We have a lot of preparation to do for next year and we know it will be a challenge. There's always something to keep us on our toes though, right? Whatever situation you're in, just remember: our students will catch up. We've got this. 


  1. I'd highly recommend www.transum.org

    It's free to use and comes with loads of self-marking activities.

    Here is a sample of what's available:


    A list for secondary/high school:

    Here's a typical self-marking exercise, for HCF and LCM:

    and here's some fun with factor trees:

    This website is an absolute treasure trove.
    Enjoy !

  2. "The latter group are likely to be the exact same students who choose to do the minimum possible during normal times too, so it's pretty much just been business as usual for them."
    Probably a bit harsh: there are students who would have done work in lessons in a structured environment but aren't yet mature enough to self-organise.
    But I agree with the overall sentiment of the post.

    1. The students I'm referring to are those who are choosing not to work (i.e. those who are able to work perfectly fine, but are deciding to play computer games all day instead.

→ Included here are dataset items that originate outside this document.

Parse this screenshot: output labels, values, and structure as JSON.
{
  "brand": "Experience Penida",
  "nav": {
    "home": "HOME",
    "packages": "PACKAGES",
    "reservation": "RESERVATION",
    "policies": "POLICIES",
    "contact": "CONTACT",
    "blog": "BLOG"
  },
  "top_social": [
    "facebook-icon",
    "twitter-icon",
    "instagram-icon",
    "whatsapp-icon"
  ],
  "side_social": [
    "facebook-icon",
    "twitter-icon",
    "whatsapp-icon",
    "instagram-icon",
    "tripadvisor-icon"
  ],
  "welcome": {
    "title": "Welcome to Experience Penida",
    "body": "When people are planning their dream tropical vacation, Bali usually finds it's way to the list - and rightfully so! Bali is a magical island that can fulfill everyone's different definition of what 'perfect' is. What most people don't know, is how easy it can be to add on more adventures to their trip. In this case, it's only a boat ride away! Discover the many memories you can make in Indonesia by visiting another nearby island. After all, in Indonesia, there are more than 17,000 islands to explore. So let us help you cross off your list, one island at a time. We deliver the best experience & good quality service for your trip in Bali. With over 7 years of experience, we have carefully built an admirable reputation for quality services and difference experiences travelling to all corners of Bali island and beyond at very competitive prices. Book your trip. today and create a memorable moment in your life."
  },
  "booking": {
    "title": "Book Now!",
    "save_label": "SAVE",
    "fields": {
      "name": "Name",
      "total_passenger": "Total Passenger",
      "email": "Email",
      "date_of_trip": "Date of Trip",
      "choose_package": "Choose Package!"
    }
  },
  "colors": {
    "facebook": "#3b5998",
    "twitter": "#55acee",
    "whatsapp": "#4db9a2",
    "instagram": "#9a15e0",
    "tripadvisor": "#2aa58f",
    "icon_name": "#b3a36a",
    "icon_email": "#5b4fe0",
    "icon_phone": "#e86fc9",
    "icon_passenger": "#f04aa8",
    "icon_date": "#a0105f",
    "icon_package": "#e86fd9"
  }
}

We all know they exist!). In general, they are the same students who we have to hassle to do homework, hassle to work in class etc. Some teenagers are incredibly lazy, others work incredibly hard - making excuses for the lazy ones doesn't help anyone. Sure, there will be some students who for SEN or mental health reasons couldn't cope with the lack of structure, but that's clearly not who I'm referring to here. I'm talking about those who know they should be working and are perfectly capable of doing so (we should have high expectations of them) and choose not to bother.

    2. On reflection - apologies for coming across as hard in my post. Not my intention. Sorry.